Hat enzymatic activity in undifferentiated SCR and KD ESCs, as well as in differentiated 4-, and 16-day SCR and KD EBs was determined at the nuclear and cytosolic fraction. Fractionation of the nuclei and cytosol has been performed according to the BioVision kit (product number: K266-25) (BioVision) of 106 cells after trypsinization of the undifferentiated and 16-day EBs. The Hat activity has been determined in a 96-well plate according to the Hat activity colorimetric assay kit from BioVision (K332-100). According to the instructions of the kit manual, the kit utilizes active nuclear extract from HeLa cells as a positive control and acetyl CoA as a co-factor. Acetylation of a supplied peptide substrate by active Hat releases the free form of CoA, which is a co-enzyme for producing NADH. NADH reacts with a soluble tetrazolium dye, and the reaction product can be detected by the absorption at 440 nm.

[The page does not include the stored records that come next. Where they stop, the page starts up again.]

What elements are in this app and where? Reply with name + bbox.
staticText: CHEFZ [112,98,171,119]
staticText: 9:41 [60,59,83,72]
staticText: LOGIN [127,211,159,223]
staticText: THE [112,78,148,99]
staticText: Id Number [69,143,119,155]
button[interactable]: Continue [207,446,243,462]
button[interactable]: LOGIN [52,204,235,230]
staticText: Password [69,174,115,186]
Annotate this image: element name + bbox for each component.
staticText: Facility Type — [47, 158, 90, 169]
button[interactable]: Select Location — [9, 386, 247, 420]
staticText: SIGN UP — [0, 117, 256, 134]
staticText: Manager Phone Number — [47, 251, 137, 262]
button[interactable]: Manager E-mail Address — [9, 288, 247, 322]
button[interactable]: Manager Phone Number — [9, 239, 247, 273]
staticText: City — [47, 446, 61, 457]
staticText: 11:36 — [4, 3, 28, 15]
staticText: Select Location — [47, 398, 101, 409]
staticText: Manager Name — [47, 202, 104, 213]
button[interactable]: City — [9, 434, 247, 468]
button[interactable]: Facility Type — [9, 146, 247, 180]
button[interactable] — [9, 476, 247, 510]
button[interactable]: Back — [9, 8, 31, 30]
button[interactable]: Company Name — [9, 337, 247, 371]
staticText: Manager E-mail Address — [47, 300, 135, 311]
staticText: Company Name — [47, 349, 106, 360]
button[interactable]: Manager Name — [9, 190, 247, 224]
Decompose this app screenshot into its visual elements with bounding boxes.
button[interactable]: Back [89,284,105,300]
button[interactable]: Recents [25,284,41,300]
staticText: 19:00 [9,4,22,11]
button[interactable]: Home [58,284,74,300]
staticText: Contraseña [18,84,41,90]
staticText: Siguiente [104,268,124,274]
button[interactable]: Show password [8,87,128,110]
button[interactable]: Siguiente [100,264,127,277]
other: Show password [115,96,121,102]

Dnmt Activity/Inhibition Assay Activity

The DNMT activity of the nuclear fractions of 106 cells has been determined using the DNMT Activity/Inhibition Assay from Active Motive (product number: 55006) an ELISA-based method as described in the company manual and previously. According to the manual, a CpG-enriched DNA substrate has been immobilized on a 96-stripwell plate, and nuclear extracts with high DNMT activity catalyze the transfer of methyl groups from the provided AdoMet reagent to the coated DNA substrate. The resulting methylated DNA is recognized by the His-tagged recombinant MBD2b pending on the enzymatic activity of Dnmt. Finally, determination of the Dnmt activity occurred by the addition of a poly-histidine antibody conjugated to horseradish peroxidase (HRP) and by measuring the absorbance at 450 nm.

Teratoma Analysis

The teratoma assay was performed on SCID (Rag2−/−common gamma−/−) mice, as described previously. The animal experiments have been approved by the Universitätsklinikum Köln (Institutional Ethics Review Board reference number 01-090) and the governmental animal care and use office (Landesamt für Natur, Umwelt und Verbraucherschutz Nordrhein- Westfalen, Recklinghausen, Germany (reference number 84-02.04.2012.A417 LANUV). Briefly, 16-day-old EBs derived from KD and SCR ESC lines were dissociated with trypsin, and 106 single cells in 200 μL DMEM were injected subcutaneously into the dorsal flanks of SCID (Rag2−/−common gamma−/−) mice. KD and SCR ESCs (106 cells each; in 200 μL DMEM) were also subcutaneously injected into SCID mice, as controls. At 4 weeks after these injections, tumors were dissected from the mice. Samples were fixed in PBS containing 4% paraformaldehyde and embedded in paraffin. Tissue sections were stained with hematoxylin and eosin.

Statistical Analysis

If not otherwise indicated in the text, then analysis was performed using a one-way pairwise ANOVA test, and p values < 0.05 were considered to be statistically significant.

Author Contributions

D.S. performed the cell culturing experiments and coordinated the experiment. S.R. performed the microarray experiments; and D.P. performed the enzymatic activity assay. J.A.G. performed the analysis of the microarray data. D.S. and S.R. performed the immunostaining experiments; M.A.A. and S.P. performed the confocal imaging and microscopy. S.P.S. and A.S. performed the CellNet analysis of the microarray data. V.W., M.X.D., and J.H. contributed to the editing of the manuscript. N.R., H.A., and D.S. performed the teratoma assay. A.S. supervised the study, interpreted the results, and wrote the manuscript.

Conflicts of Interest

The authors declare no conflict of interest.